Question:
In the given figure ABCD is a trapezium in which AB || DC such that AB = a cm and DC = b cm. If E and F are the midpoints of AD and BC respectively. Then, ar(ABFE) : ar(EFCD) = ?
(a) a : b
(b) (a + 3b) : (3a + b)
(c) (3a + b) : (a + 3b)
(d) (2a + b) : (3a + b)
Solution:
(c) (3a +b) : (a +3b)
Clearly, EF $=\frac{1}{2}(a+b)$ [Mid point theorem]

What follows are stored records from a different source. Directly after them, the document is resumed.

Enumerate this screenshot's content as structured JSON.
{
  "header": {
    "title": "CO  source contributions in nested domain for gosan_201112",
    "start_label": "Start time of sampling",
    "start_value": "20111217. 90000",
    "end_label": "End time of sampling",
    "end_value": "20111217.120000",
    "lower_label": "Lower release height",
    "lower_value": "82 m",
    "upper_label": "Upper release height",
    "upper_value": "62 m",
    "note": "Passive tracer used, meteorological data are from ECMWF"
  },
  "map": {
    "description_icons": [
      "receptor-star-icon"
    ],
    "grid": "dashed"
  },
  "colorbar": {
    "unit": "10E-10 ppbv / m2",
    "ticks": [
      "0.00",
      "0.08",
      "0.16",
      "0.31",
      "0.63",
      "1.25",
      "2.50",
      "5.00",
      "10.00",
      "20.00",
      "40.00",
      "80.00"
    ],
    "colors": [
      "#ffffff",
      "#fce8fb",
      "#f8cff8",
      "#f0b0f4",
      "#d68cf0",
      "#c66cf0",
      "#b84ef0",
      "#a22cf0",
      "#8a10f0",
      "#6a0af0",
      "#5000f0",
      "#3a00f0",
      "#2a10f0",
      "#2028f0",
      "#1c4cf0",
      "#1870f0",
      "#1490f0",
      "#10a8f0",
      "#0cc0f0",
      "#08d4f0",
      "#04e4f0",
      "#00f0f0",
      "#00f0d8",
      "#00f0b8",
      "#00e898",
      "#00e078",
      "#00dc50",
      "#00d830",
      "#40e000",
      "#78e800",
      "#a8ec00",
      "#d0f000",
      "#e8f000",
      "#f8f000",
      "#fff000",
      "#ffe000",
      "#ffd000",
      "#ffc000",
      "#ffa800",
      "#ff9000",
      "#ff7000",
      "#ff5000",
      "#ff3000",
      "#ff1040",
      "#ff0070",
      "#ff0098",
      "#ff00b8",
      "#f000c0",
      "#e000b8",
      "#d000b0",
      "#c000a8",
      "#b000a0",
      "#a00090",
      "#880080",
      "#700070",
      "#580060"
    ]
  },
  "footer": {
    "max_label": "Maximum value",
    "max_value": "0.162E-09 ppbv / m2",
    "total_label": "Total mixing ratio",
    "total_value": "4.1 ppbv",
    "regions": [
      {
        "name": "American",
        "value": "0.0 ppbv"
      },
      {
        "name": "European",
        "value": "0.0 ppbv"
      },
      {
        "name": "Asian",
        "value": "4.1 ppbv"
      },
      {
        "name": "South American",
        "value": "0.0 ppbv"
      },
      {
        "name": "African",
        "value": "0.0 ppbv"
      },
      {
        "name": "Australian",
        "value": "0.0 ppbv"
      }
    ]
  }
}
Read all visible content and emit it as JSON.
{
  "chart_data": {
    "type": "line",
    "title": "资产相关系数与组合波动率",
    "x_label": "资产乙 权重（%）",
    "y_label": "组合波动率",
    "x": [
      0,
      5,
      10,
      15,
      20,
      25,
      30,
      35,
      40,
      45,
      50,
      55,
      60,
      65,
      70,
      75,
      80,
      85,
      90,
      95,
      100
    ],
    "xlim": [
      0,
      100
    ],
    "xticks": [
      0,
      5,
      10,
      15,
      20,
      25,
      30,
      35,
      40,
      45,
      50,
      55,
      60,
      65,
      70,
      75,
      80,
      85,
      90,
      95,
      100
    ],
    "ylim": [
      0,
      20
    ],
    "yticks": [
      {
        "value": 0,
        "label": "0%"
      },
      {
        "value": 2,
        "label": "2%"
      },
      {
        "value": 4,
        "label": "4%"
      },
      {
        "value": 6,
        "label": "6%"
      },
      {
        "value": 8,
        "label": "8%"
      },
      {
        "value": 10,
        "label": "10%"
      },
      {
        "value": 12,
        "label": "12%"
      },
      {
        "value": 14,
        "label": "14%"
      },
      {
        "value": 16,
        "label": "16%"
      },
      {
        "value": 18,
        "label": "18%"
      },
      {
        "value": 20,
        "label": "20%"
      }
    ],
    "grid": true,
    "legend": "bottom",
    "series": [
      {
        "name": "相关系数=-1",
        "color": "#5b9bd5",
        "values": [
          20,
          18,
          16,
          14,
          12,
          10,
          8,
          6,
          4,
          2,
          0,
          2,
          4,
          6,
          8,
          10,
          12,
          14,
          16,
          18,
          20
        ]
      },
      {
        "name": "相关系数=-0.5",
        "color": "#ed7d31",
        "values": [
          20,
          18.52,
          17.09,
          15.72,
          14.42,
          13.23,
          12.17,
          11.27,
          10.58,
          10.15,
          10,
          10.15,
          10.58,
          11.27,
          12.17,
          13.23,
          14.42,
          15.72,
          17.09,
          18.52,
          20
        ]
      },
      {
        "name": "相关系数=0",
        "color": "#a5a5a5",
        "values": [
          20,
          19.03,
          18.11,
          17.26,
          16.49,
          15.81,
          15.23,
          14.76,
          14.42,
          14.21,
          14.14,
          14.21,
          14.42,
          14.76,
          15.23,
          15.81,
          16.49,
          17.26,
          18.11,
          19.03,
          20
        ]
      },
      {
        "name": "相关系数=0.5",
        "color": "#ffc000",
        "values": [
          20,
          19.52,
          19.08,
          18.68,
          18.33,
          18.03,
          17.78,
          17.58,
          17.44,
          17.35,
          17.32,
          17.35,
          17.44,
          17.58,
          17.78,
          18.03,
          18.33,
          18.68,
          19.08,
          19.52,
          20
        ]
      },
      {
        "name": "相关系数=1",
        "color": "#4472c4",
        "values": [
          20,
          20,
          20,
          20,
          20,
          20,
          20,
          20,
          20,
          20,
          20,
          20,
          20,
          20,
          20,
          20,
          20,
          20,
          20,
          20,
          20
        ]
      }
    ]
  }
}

Let d be the distance between AB and EF.
Then d is the distance between DC and EF.
Now, we have :
$\operatorname{ar}(\operatorname{trap} A B E F)=\frac{1}{2}\left(a+\frac{a+b}{2}\right) d=\frac{(3 a+b) d}{4}$
$\operatorname{ar}(\operatorname{trap} E F C D)=\frac{1}{2}\left(b+\frac{a+b}{2}\right) d=\frac{(a+3 b) d}{4}$
$\therefore$ Required ratio $=\frac{(3 a+b) d}{4}: \frac{(a+3 b) d}{4}=(3 a+b):(a+3 b)$